The 1953 flood tore out the trestles and by the early 1970s the canyon had pretty much been reclaimed by hikers and fishermen.
Those hiking the area see the remains of the old railroad; many ties are intact along the trail; there’s an impressive tunnel to walk through; concrete supports are still in place; and intricate rockwork shores up many crossings.
Around every corner there’s something interesting to see, from the limestone spires to the twisting creek, to an architecturally interesting double-topped limekiln at the mining ghost town of Albright. There are a number of intact buildings, ore cars and iron rail at Albright.
Depending on which route you hike through, there are between five and 15 crossings. Some of them can be quite deep.

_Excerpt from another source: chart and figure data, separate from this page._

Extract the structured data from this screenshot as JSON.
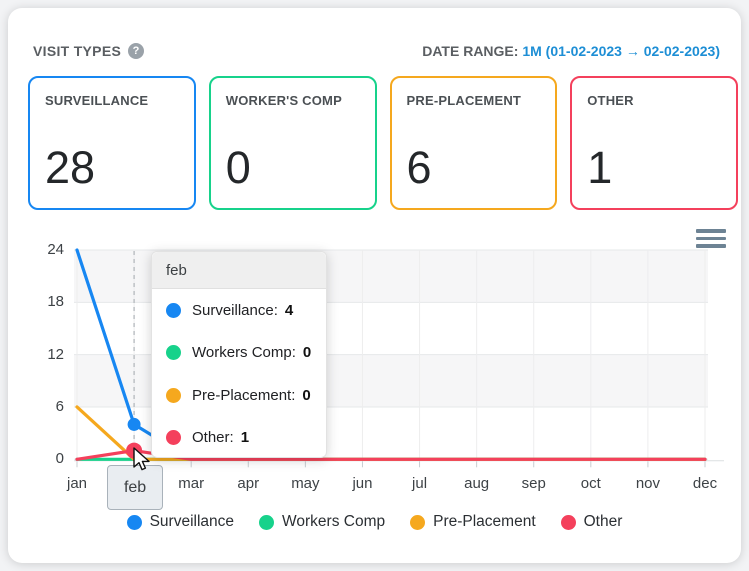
{
  "page": {
    "title": "VISIT TYPES",
    "help_icon": "?",
    "date_range_label": "DATE RANGE: ",
    "date_range_value": "1M (01-02-2023 → 02-02-2023)"
  },
  "cards": [
    {
      "title": "SURVEILLANCE",
      "value": "28",
      "color": "#1787f2"
    },
    {
      "title": "WORKER'S COMP",
      "value": "0",
      "color": "#17d28b"
    },
    {
      "title": "PRE-PLACEMENT",
      "value": "6",
      "color": "#f5a81e"
    },
    {
      "title": "OTHER",
      "value": "1",
      "color": "#f4405c"
    }
  ],
  "chart_data": {
    "type": "line",
    "x": [
      "jan",
      "feb",
      "mar",
      "apr",
      "may",
      "jun",
      "jul",
      "aug",
      "sep",
      "oct",
      "nov",
      "dec"
    ],
    "series": [
      {
        "name": "Surveillance",
        "color": "#1787f2",
        "values": [
          24,
          4,
          0,
          0,
          0,
          0,
          0,
          0,
          0,
          0,
          0,
          0
        ]
      },
      {
        "name": "Workers Comp",
        "color": "#17d28b",
        "values": [
          0,
          0,
          0,
          0,
          0,
          0,
          0,
          0,
          0,
          0,
          0,
          0
        ]
      },
      {
        "name": "Pre-Placement",
        "color": "#f5a81e",
        "values": [
          6,
          0,
          0,
          0,
          0,
          0,
          0,
          0,
          0,
          0,
          0,
          0
        ]
      },
      {
        "name": "Other",
        "color": "#f4405c",
        "values": [
          0,
          1,
          0,
          0,
          0,
          0,
          0,
          0,
          0,
          0,
          0,
          0
        ]
      }
    ],
    "yticks": [
      0,
      6,
      12,
      18,
      24
    ],
    "ylim": [
      0,
      24
    ],
    "grid": "horizontal-bands",
    "legend_position": "bottom",
    "highlighted_x": "feb",
    "hover_markers": [
      {
        "series": "Surveillance",
        "x": "feb",
        "value": 4,
        "radius": 6.5
      },
      {
        "series": "Other",
        "x": "feb",
        "value": 1,
        "radius": 8
      }
    ]
  },
  "tooltip": {
    "title": "feb",
    "rows": [
      {
        "label": "Surveillance:",
        "value": "4",
        "color": "#1787f2"
      },
      {
        "label": "Workers Comp:",
        "value": "0",
        "color": "#17d28b"
      },
      {
        "label": "Pre-Placement:",
        "value": "0",
        "color": "#f5a81e"
      },
      {
        "label": "Other:",
        "value": "1",
        "color": "#f4405c"
      }
    ]
  },
  "icons": {
    "menu": "hamburger-menu",
    "help": "question-mark",
    "cursor": "arrow-pointer"
  }
}
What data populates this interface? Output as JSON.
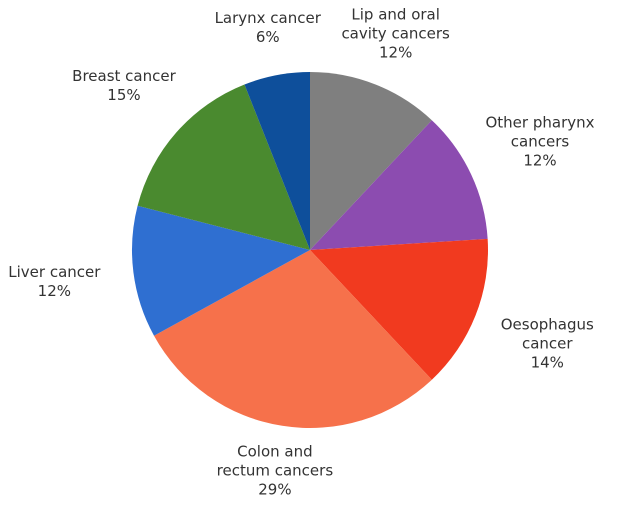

On our trip Saturday the water was as high as I’ve seen it in the past dozen years. It went waist deep on several crossings.
I’d advise waiting a couple of weeks for the water to recede before doing this hike.
I wouldn’t discourage fishermen from hitting either the Riceville or Logging Creek Road bridge areas and wading up the creek from either of those ends.
There are two pretty good access points from the north: Riceville and about two miles up the Riceville Road from the bridge to a well-marked parking area. I like this higher-up starting point. It approaches Belt Creek from a limestone canyon from the east and is on a trail about 100 feet above the creek. At the beginning of the hike there is a little waterfall.
Approaching the park from the South means taking the long, gravel road from Stockett or taking U.S. 89 to the Logging Creek Road, which drops significantly to Belt Creek and is rutted and rocky and one-track in several spots.
To hike through, you’ll need to ferry a car to your end point, but well worth the effort.